Thanks! I'll sure give it a "shot".

Posted by Terry Brooks on June 06, 2010 at 02:20 PM CDT #

We use a floating row covers. Once the plants get established, about a foot and half tall, they are able to withstand damage caused by the beetles.

The other preventative measure is to never plant potatoes in the same place from one year to the next.

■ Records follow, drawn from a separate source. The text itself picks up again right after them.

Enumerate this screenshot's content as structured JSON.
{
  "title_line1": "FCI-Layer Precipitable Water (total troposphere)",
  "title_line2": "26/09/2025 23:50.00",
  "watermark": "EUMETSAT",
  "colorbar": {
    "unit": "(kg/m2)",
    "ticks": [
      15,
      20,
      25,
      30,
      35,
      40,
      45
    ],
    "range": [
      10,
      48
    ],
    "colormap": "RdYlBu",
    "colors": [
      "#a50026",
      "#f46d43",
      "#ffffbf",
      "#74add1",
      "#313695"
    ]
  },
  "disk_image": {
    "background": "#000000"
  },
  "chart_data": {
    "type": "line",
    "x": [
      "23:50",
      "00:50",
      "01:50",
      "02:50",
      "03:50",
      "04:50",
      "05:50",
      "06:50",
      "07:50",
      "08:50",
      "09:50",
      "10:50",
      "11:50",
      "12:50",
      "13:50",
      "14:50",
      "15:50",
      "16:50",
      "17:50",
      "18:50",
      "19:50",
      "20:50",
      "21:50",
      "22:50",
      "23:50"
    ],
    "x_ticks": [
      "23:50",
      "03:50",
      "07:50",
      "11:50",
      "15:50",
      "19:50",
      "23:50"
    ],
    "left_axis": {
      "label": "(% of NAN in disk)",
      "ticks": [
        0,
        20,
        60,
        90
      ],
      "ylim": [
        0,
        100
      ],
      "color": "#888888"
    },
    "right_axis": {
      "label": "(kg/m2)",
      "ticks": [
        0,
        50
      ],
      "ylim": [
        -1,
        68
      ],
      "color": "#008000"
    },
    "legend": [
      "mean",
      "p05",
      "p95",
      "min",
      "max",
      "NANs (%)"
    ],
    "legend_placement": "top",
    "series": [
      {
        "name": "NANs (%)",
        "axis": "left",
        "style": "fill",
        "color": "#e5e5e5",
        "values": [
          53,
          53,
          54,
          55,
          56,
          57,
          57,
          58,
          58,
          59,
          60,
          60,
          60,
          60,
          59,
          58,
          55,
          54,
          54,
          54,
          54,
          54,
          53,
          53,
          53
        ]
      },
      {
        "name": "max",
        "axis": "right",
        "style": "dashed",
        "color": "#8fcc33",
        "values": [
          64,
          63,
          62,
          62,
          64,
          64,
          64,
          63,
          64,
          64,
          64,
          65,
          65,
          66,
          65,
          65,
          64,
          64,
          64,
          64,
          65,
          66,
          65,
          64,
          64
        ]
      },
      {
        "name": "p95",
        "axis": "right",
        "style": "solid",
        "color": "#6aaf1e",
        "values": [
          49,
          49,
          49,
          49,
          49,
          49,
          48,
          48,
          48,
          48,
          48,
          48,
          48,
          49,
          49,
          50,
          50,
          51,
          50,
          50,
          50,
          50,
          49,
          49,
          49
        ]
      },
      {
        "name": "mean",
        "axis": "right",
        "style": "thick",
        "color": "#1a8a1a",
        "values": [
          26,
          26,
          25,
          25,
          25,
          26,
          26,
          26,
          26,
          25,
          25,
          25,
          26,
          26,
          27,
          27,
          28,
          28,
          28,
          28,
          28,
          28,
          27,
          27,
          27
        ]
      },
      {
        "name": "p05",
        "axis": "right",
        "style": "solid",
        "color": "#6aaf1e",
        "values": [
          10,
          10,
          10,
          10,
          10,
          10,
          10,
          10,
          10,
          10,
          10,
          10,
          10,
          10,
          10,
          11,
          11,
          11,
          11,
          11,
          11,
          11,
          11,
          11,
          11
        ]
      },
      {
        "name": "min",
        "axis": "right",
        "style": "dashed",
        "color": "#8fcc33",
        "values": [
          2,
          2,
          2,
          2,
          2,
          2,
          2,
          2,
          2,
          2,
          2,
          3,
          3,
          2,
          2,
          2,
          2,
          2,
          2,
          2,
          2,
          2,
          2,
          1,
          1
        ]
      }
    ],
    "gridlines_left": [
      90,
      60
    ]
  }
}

Posted by Brian on June 07, 2010 at 07:30 PM CDT #

We take a bucket into the feild with a bit of water and olive oil in it We start early in the season checking for adult beetles as soon as the plants emerge as well as the undersides of the plants for yellow/iorange egg clusters . We smack the plant over the bucket as they get biggger and then check under the leaves. We do this once a week and soon we are almost bug free . The bucket stays in the feild fermenting the bugs . Some varieties resist the bugs better We noticed this year a ton of tarnished plant bugs that hatched in the orchard and spread all over the gardens We had few bean beeetles or potato bugs this year but still plenty of japanese beetles . I read that milk and honey works for them but think it needs to be raw milk and raw honey (the real thing! ) We have about an acre in garden so I don't have time to do a lot of bug suquashing . We rarely spray even organic sprays . Building your soil and rotation helps a lot.

Posted by Sharon Carson on July 13, 2010 at 06:30 PM CDT #

Try planting alternate rows of potatoes and bush beans. The bush beans repel the Colorado potato beetle, and the potato repels the Mexican bean beetle. A very handy combination of 'companion planting'.